听完这个故事,林修心里也燃起了一团怒火,但林修不像黑豹一样暴躁,而是冷静地问道:“你刚才说这些都是你听说的?听谁说的?”
“以前就听朋友说起过,现在,是从文姐那听说的,她有这件事的证据。”
“我说句不中听的话李哥你别介意,如果我没记错的话,文女士是小三上位对吧?你刚才说的那件事发生在几年前,文女士当时应该不在任家吧?怎么会有证据?难道任家人乎蠢到故意留下这起案件的证据?”林修的怀疑并不是神经质,文婷这个女人的心肠太过狠辣,心思又难以算计,如果不小心一点,搞不好被她卖了还不知情。

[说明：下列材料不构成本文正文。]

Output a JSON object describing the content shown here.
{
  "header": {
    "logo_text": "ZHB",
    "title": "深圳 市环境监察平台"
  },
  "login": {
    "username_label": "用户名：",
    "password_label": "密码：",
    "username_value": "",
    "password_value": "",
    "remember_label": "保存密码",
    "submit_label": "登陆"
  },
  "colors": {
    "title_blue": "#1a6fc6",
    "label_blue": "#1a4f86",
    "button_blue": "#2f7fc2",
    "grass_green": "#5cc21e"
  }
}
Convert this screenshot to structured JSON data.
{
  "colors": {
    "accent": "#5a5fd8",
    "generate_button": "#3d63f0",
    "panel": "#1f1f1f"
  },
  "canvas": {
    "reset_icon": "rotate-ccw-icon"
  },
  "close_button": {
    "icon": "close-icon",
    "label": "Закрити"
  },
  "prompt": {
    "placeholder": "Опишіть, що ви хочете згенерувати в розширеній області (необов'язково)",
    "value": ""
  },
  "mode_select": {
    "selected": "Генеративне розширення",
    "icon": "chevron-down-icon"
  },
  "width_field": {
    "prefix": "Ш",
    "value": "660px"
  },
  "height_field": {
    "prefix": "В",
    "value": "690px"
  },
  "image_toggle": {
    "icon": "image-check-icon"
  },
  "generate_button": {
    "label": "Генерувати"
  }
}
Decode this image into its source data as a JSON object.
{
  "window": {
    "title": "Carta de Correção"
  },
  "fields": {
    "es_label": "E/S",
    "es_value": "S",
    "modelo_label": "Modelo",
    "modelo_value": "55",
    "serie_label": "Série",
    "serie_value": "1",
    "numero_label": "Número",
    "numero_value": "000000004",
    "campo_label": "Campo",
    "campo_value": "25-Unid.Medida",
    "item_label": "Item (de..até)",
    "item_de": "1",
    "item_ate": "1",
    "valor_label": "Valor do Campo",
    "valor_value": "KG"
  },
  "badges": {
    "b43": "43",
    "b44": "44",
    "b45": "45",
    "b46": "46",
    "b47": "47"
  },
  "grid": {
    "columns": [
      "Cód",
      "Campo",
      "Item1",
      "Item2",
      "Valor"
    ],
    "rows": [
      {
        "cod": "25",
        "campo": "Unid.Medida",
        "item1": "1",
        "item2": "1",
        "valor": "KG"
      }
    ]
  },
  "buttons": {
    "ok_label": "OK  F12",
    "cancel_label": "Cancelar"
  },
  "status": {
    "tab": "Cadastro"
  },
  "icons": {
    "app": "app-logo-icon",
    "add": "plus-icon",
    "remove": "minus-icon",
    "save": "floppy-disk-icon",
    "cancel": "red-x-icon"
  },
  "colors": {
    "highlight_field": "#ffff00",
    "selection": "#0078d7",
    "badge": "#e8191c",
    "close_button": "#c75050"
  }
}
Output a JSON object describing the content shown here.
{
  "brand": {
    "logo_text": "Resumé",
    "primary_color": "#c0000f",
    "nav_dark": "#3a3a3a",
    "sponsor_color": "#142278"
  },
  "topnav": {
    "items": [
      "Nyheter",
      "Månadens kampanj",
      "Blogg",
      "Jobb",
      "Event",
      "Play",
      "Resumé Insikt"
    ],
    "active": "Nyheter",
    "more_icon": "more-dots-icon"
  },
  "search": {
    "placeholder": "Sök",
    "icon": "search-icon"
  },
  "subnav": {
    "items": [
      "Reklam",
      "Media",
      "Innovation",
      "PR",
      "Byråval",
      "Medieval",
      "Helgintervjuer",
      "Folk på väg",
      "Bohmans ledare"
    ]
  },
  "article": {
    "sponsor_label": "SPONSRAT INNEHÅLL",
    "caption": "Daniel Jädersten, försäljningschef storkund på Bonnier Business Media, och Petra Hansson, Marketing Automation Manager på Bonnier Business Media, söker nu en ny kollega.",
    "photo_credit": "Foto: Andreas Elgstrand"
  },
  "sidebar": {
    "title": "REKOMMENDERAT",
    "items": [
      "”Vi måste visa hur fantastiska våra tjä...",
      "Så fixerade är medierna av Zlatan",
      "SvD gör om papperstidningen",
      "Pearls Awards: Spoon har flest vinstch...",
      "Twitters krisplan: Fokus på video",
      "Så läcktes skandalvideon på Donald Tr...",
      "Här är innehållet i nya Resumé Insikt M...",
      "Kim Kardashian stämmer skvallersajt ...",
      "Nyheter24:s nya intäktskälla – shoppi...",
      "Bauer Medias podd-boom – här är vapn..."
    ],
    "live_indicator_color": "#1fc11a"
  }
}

李萍淼哈哈大笑,笑的眼泪都快要流出来,才回道:“你肯定想不到,任家人就真的有这么蠢,故意留下一些证据,作为威胁任乾任坤两兄弟的秘密武器。那些远方亲戚早就想着分家,想从任乾身上咬下一块肉来自己吃,所以,真有人保留了这起案件的有力证据。而且,在这件事,整个任家都是共犯!”